Commisso's speech included his background and his family.
 
"Rocco's speech was good," Renery said. "The point came across that he was very, very fortunate to come to this country, that he's worked hard. It was family. Every speaker up there spoke of family. The family of the teams, their own immediate family and how some of the guys; Joe Girardi was talking about how nobody would ever come over to his house or his grandmother's house and there wasn't a piece of cake there or a glass of wine. The nature of the Italian heritage really came through that whole night. It was awesome. I thoroughly enjoyed it.
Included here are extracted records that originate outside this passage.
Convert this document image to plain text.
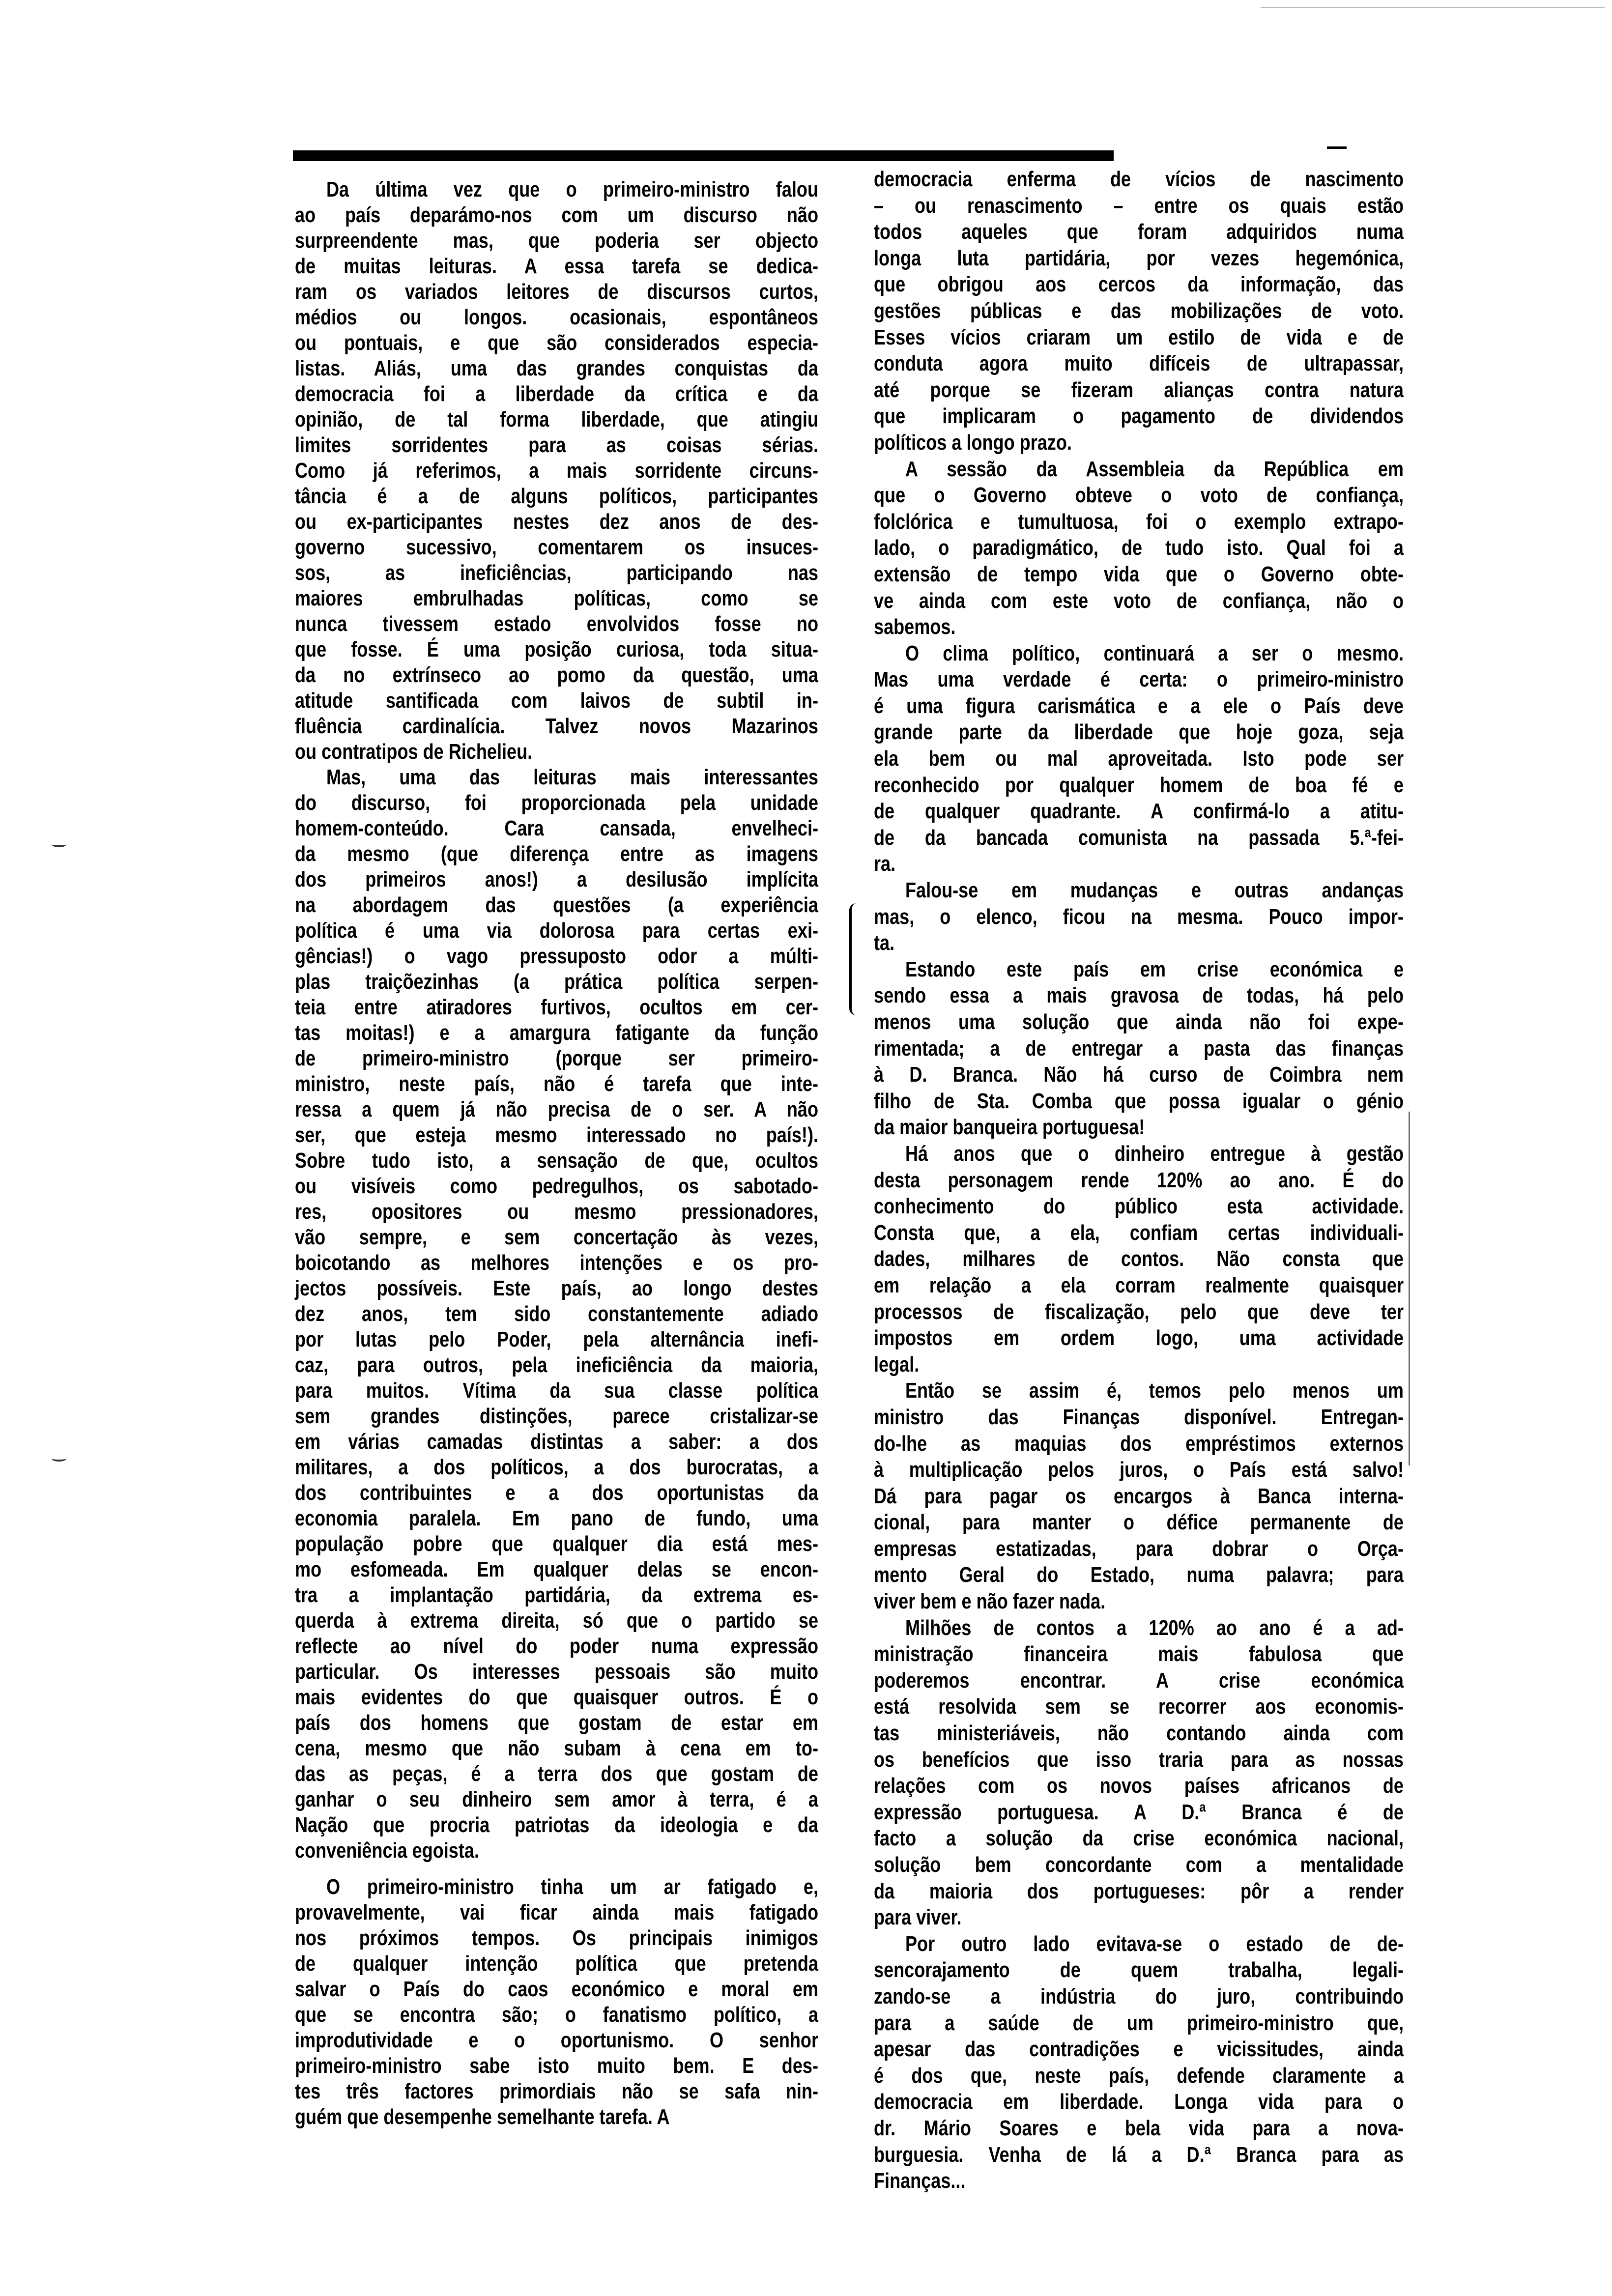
Da última vez que o primeiro-ministro falou
ao país deparámo-nos com um discurso não
surpreendente mas, que poderia ser objecto
de muitas leituras. A essa tarefa se dedica-
ram os variados leitores de discursos curtos,
médios ou longos. ocasionais, espontâneos
ou pontuais, e que são considerados especia-
listas. Aliás, uma das grandes conquistas da
democracia foi a liberdade da crítica e da
opinião, de tal forma liberdade, que atingiu
limites sorridentes para as coisas sérias.
Como já referimos, a mais sorridente circuns-
tância é a de alguns políticos, participantes
ou ex-participantes nestes dez anos de des-
governo sucessivo, comentarem os insuces-
sos, as ineficiências, participando nas
maiores embrulhadas políticas, como se
nunca tivessem estado envolvidos fosse no
que fosse. É uma posição curiosa, toda situa-
da no extrínseco ao pomo da questão, uma
atitude santificada com laivos de subtil in-
fluência cardinalícia. Talvez novos Mazarinos
ou contratipos de Richelieu.
Mas, uma das leituras mais interessantes
do discurso, foi proporcionada pela unidade
homem-conteúdo. Cara cansada, envelheci-
da mesmo (que diferença entre as imagens
dos primeiros anos!) a desilusão implícita
na abordagem das questões (a experiência
política é uma via dolorosa para certas exi-
gências!) o vago pressuposto odor a múlti-
plas traiçõezinhas (a prática política serpen-
teia entre atiradores furtivos, ocultos em cer-
tas moitas!) e a amargura fatigante da função
de primeiro-ministro (porque ser primeiro-
ministro, neste país, não é tarefa que inte-
ressa a quem já não precisa de o ser. A não
ser, que esteja mesmo interessado no país!).
Sobre tudo isto, a sensação de que, ocultos
ou visíveis como pedregulhos, os sabotado-
res, opositores ou mesmo pressionadores,
vão sempre, e sem concertação às vezes,
boicotando as melhores intenções e os pro-
jectos possíveis. Este país, ao longo destes
dez anos, tem sido constantemente adiado
por lutas pelo Poder, pela alternância inefi-
caz, para outros, pela ineficiência da maioria,
para muitos. Vítima da sua classe política
sem grandes distinções, parece cristalizar-se
em várias camadas distintas a saber: a dos
militares, a dos políticos, a dos burocratas, a
dos contribuintes e a dos oportunistas da
economia paralela. Em pano de fundo, uma
população pobre que qualquer dia está mes-
mo esfomeada. Em qualquer delas se encon-
tra a implantação partidária, da extrema es-
querda à extrema direita, só que o partido se
reflecte ao nível do poder numa expressão
particular. Os interesses pessoais são muito
mais evidentes do que quaisquer outros. É o
país dos homens que gostam de estar em
cena, mesmo que não subam à cena em to-
das as peças, é a terra dos que gostam de
ganhar o seu dinheiro sem amor à terra, é a
Nação que procria patriotas da ideologia e da
conveniência egoista.
O primeiro-ministro tinha um ar fatigado e,
provavelmente, vai ficar ainda mais fatigado
nos próximos tempos. Os principais inimigos
de qualquer intenção política que pretenda
salvar o País do caos económico e moral em
que se encontra são; o fanatismo político, a
improdutividade e o oportunismo. O senhor
primeiro-ministro sabe isto muito bem. E des-
tes três factores primordiais não se safa nin-
guém que desempenhe semelhante tarefa. A
democracia enferma de vícios de nascimento
– ou renascimento – entre os quais estão
todos aqueles que foram adquiridos numa
longa luta partidária, por vezes hegemónica,
que obrigou aos cercos da informação, das
gestões públicas e das mobilizações de voto.
Esses vícios criaram um estilo de vida e de
conduta agora muito difíceis de ultrapassar,
até porque se fizeram alianças contra natura
que implicaram o pagamento de dividendos
políticos a longo prazo.
A sessão da Assembleia da República em
que o Governo obteve o voto de confiança,
folclórica e tumultuosa, foi o exemplo extrapo-
lado, o paradigmático, de tudo isto. Qual foi a
extensão de tempo vida que o Governo obte-
ve ainda com este voto de confiança, não o
sabemos.
O clima político, continuará a ser o mesmo.
Mas uma verdade é certa: o primeiro-ministro
é uma figura carismática e a ele o País deve
grande parte da liberdade que hoje goza, seja
ela bem ou mal aproveitada. Isto pode ser
reconhecido por qualquer homem de boa fé e
de qualquer quadrante. A confirmá-lo a atitu-
de da bancada comunista na passada 5.ª-fei-
ra.
Falou-se em mudanças e outras andanças
mas, o elenco, ficou na mesma. Pouco impor-
ta.
Estando este país em crise económica e
sendo essa a mais gravosa de todas, há pelo
menos uma solução que ainda não foi expe-
rimentada; a de entregar a pasta das finanças
à D. Branca. Não há curso de Coimbra nem
filho de Sta. Comba que possa igualar o génio
da maior banqueira portuguesa!
Há anos que o dinheiro entregue à gestão
desta personagem rende 120% ao ano. É do
conhecimento do público esta actividade.
Consta que, a ela, confiam certas individuali-
dades, milhares de contos. Não consta que
em relação a ela corram realmente quaisquer
processos de fiscalização, pelo que deve ter
impostos em ordem logo, uma actividade
legal.
Então se assim é, temos pelo menos um
ministro das Finanças disponível. Entregan-
do-lhe as maquias dos empréstimos externos
à multiplicação pelos juros, o País está salvo!
Dá para pagar os encargos à Banca interna-
cional, para manter o défice permanente de
empresas estatizadas, para dobrar o Orça-
mento Geral do Estado, numa palavra; para
viver bem e não fazer nada.
Milhões de contos a 120% ao ano é a ad-
ministração financeira mais fabulosa que
poderemos encontrar. A crise económica
está resolvida sem se recorrer aos economis-
tas ministeriáveis, não contando ainda com
os benefícios que isso traria para as nossas
relações com os novos países africanos de
expressão portuguesa. A D.ª Branca é de
facto a solução da crise económica nacional,
solução bem concordante com a mentalidade
da maioria dos portugueses: pôr a render
para viver.
Por outro lado evitava-se o estado de de-
sencorajamento de quem trabalha, legali-
zando-se a indústria do juro, contribuindo
para a saúde de um primeiro-ministro que,
apesar das contradições e vicissitudes, ainda
é dos que, neste país, defende claramente a
democracia em liberdade. Longa vida para o
dr. Mário Soares e bela vida para a nova-
burguesia. Venha de lá a D.ª Branca para as
Finanças...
I had a great time."
 
As a Columbia soccer player, Commisso forged a reputation as being a battler on the pitch, having a never-say-die-attitude.
 
In fact, Renery remembered a game that defined his former teammate.
 
It was bitterly cold day in Buffalo, N.Y. when Columbia University made its first appearance in the NCAA Division I men’s soccer tournament against Buffalo State on Nov. 19, 1970.
 
“We were one of the top 10 in the country,” Renery recalled. “They had only lost a couple of games. There must have been 4,000 people in their stadium. It was jammed. We were lucky if we ever got 40 people at our games. There was ice on the field.”
 
Buffalo State was so confident it was going to win and advance to the next round against Hartwick College, it booked hotel rooms at a downtown Oneonta, N.Y., motel.
 
Columbia, however, had other ideas, although the Lions did not get off to a good start. In the third minute Randy Smith, a future National Basketball Association star, slotted home a rebound for the hosts.
 
Before the first quarter — college games were played in quarters back in the day — ended, Commisso, a senior and co-captain, took the game in his own hands, or more appropriately, his feet.
 
“With a minute to go in the half Rocco gets the ball, breaks through, and sticks it to tie the game,” Renery said. “We ended up winning the game. I’ll never forget how cold it was and Rocco didn’t care how cold it was. He wanted that ball, He wanted that goal. He went for it and he got it.”
 
Quite appropriately, Commisso became the first Columbia player to score a goal in the NCAA tournament. The Lions prevailed after four extra-time periods, being awarded the win after recording more corner kicks in the extra periods, 1-0 (yes, those were rules in 1970).
 
And not surprisingly, that goal helped define Commisso in so many ways, as a goal-getter and a go-getter. He built his business, Mediacom, into the fifth largest cable TV provider in the country.
 
“Rocco was strong as a person, as a player,” said Renery, who had a 10-year pro soccer career in the United States, including two seasons with the original Cosmos. “Rocco was intense as a person and as a player and he was good enough skill-wise or soccer-wise that he started every game. I don’t remember Rocco not starting, didn’t care what position he played.
 
“Rocco gave 100 percent and when you do that, you get respect automatically. Rocco was a major part of Columbia during the sixties and early seventies when we played. His leadership carried us through so many games. Rocco was always there, win, lose or draw, behind or ahead, Rocco would give 100 percent. It doesn’t surprise me at all that Rocco has done well in business because Rocco was the kind of player that didn’t take no for an answer. When pushed off the ball, when things were going wrong, it was much more reliable to say let’s make it go right than accept it going wrong. Rocco was a good guy. Rocco was a great teammate.”
 
And today, Commisso is a member of the National Italian American Sports Hall of Fame.